Ese personaje singular nació en San Lázaro,
hizo los estudios de bachillerato en el Colegio Nacional
de Primavera Categoría de Trujillo, y a fines del
siglo pasado llegó a Valera donde fijó su
residencia.
Culto, educado, servicial, amable, desde su llegada se
conquistó la estimación general y desde
entonces ocupó en esta sociedad el lugar que le
correspondía por sus merecimientos personales y
el brillo de su inteligencia.
Pompeyo Oliva estableció un negocio mixto de librería
y taller de tipografía denominado "Centro
Industrial". En él se conseguía toda
clase de libros de texto, obras de carácter científico
o literario, papelería y útiles de oficina,
y el taller adquirió fama por la nitidez y el buen
gusto con que se ejecutaban los trabajos.

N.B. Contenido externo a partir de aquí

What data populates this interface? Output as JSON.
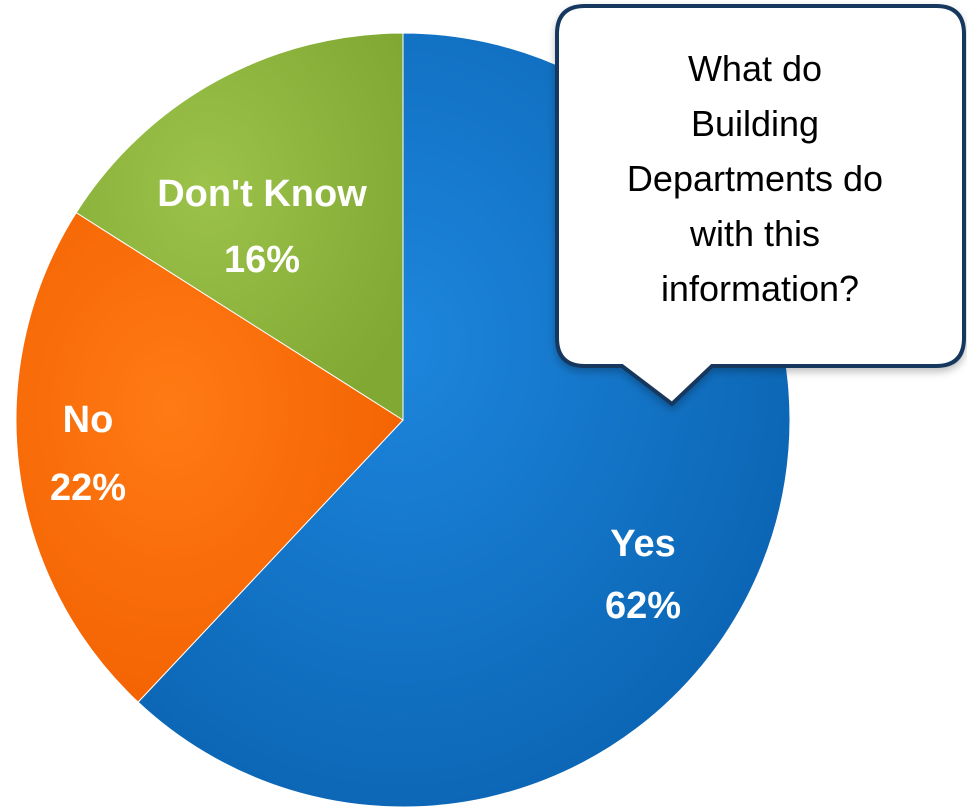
{
  "chart_data": {
    "type": "pie",
    "slices": [
      {
        "label": "Yes",
        "pct_text": "62%",
        "value": 62,
        "color": "#0A6EC4"
      },
      {
        "label": "No",
        "pct_text": "22%",
        "value": 22,
        "color": "#FF6A00"
      },
      {
        "label": "Don't Know",
        "pct_text": "16%",
        "value": 16,
        "color": "#8DB339"
      }
    ],
    "start": "12 o'clock",
    "direction": "clockwise"
  },
  "callout": {
    "lines": [
      "What do",
      "Building",
      "Departments do",
      "with this",
      "information?"
    ],
    "border_color": "#17375E"
  }
}
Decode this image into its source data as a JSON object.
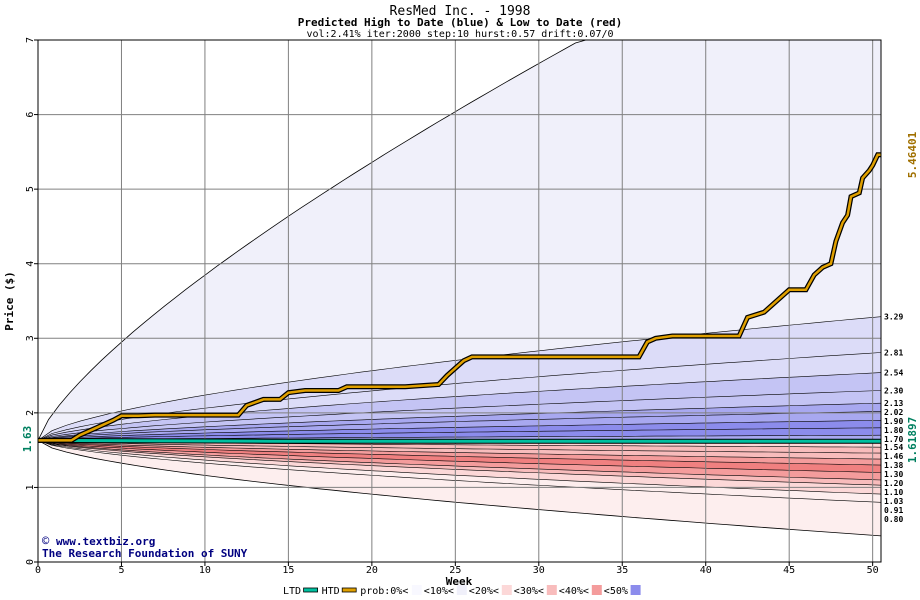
{
  "header": {
    "title": "ResMed Inc. - 1998",
    "subtitle": "Predicted High to Date (blue) &  Low to Date (red)",
    "params": "vol:2.41% iter:2000 step:10 hurst:0.57 drift:0.07/0"
  },
  "credits": {
    "site": "www.textbiz.org",
    "org": "The Research Foundation of SUNY"
  },
  "colors": {
    "outer_band": "#f0f0fa",
    "blue_band_1": "#dcdcf8",
    "blue_band_2": "#c4c4f4",
    "blue_band_3": "#a8a8f0",
    "blue_band_4": "#8c8cec",
    "red_band_outer": "#fdeeee",
    "red_band_1": "#fcd8d8",
    "red_band_2": "#f8bcbc",
    "red_band_3": "#f49c9c",
    "red_band_4": "#f08080",
    "htd_line": "#e0a000",
    "ltd_line": "#00c0a0",
    "grid": "#808080",
    "right_label_high": "#a07000",
    "right_label_low": "#008060",
    "start_label": "#008060"
  },
  "chart_data": {
    "type": "area",
    "title": "ResMed Inc. - 1998",
    "subtitle": "Predicted High to Date (blue) &  Low to Date (red)",
    "xlabel": "Week",
    "ylabel": "Price ($)",
    "xlim": [
      0,
      50.5
    ],
    "ylim": [
      0,
      7
    ],
    "x_ticks": [
      "0",
      "5",
      "10",
      "15",
      "20",
      "25",
      "30",
      "35",
      "40",
      "45",
      "50"
    ],
    "y_ticks": [
      "0",
      "1",
      "2",
      "3",
      "4",
      "5",
      "6",
      "7"
    ],
    "grid": true,
    "start_price_label": "1.63",
    "start_price": 1.63,
    "upper_envelope_end": 7.0,
    "lower_envelope_end": 0.35,
    "high_quantiles_end": [
      3.29,
      2.81,
      2.54,
      2.3,
      2.13,
      2.02,
      1.9,
      1.8,
      1.7
    ],
    "high_quantile_labels": [
      "3.29",
      "2.81",
      "2.54",
      "2.30",
      "2.13",
      "2.02",
      "1.90",
      "1.80",
      "1.70"
    ],
    "low_quantiles_end": [
      1.54,
      1.46,
      1.38,
      1.3,
      1.2,
      1.1,
      1.03,
      0.91,
      0.8
    ],
    "low_quantile_labels": [
      "1.54",
      "1.46",
      "1.38",
      "1.30",
      "1.20",
      "1.10",
      "1.03",
      "0.91",
      "0.80"
    ],
    "htd_series": {
      "name": "HTD",
      "end_value_label": "5.46401",
      "points": [
        [
          0,
          1.63
        ],
        [
          2,
          1.63
        ],
        [
          2.5,
          1.7
        ],
        [
          3.5,
          1.8
        ],
        [
          4.5,
          1.9
        ],
        [
          5,
          1.96
        ],
        [
          6,
          1.96
        ],
        [
          7,
          1.97
        ],
        [
          9,
          1.97
        ],
        [
          12,
          1.97
        ],
        [
          12.5,
          2.1
        ],
        [
          13.5,
          2.18
        ],
        [
          14.5,
          2.18
        ],
        [
          15,
          2.27
        ],
        [
          16,
          2.3
        ],
        [
          18,
          2.3
        ],
        [
          18.5,
          2.35
        ],
        [
          22,
          2.35
        ],
        [
          24,
          2.38
        ],
        [
          24.5,
          2.5
        ],
        [
          25.5,
          2.7
        ],
        [
          26,
          2.75
        ],
        [
          36,
          2.75
        ],
        [
          36.5,
          2.95
        ],
        [
          37,
          3.0
        ],
        [
          38,
          3.03
        ],
        [
          42,
          3.03
        ],
        [
          42.5,
          3.28
        ],
        [
          43.5,
          3.35
        ],
        [
          45,
          3.65
        ],
        [
          46,
          3.65
        ],
        [
          46.5,
          3.85
        ],
        [
          47,
          3.95
        ],
        [
          47.5,
          4.0
        ],
        [
          47.8,
          4.3
        ],
        [
          48.2,
          4.55
        ],
        [
          48.5,
          4.65
        ],
        [
          48.7,
          4.9
        ],
        [
          49.2,
          4.95
        ],
        [
          49.4,
          5.15
        ],
        [
          49.8,
          5.25
        ],
        [
          50,
          5.32
        ],
        [
          50.3,
          5.46
        ],
        [
          50.5,
          5.46
        ]
      ]
    },
    "ltd_series": {
      "name": "LTD",
      "end_value_label": "1.61897",
      "points": [
        [
          0,
          1.63
        ],
        [
          14,
          1.62
        ],
        [
          50.5,
          1.619
        ]
      ]
    }
  },
  "legend": {
    "items": [
      {
        "label": "LTD",
        "swatch": "#00c0a0",
        "type": "line"
      },
      {
        "label": "HTD",
        "swatch": "#e0a000",
        "type": "line"
      },
      {
        "label": "prob:0%<",
        "swatch": "#f8f8ff",
        "type": "box"
      },
      {
        "label": "<10%<",
        "swatch": "#f0f0fa",
        "type": "box"
      },
      {
        "label": "<20%<",
        "swatch": "#fcd8d8",
        "type": "box"
      },
      {
        "label": "<30%<",
        "swatch": "#f8bcbc",
        "type": "box"
      },
      {
        "label": "<40%<",
        "swatch": "#f49c9c",
        "type": "box"
      },
      {
        "label": "<50%",
        "swatch": "#8c8cec",
        "type": "box"
      }
    ]
  }
}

En ese taller
imprimió "El Correo de Valera", periódico
ilustrado, la revista literaria "Cosmos", fundada
el 01 de septiembre de 1904; el semanario del "Centro
Industrial" fundado el 01 de septiembre de 1907 que
circuló hasta mayo de 1912.
En 1917 funda "La Cordillera" y "Propaganda",
en 1926 "Semanario", en 1928 "Nueva Era",
publicaciones que en 33 años de labores periodísticas
fundó y dirigió y a través de la
cuales realizó labor de cultura ampliamente provechosa
para esta colectividad, ya que su pluma la puso siempre
al servicio de todos, ideal levantado y generoso.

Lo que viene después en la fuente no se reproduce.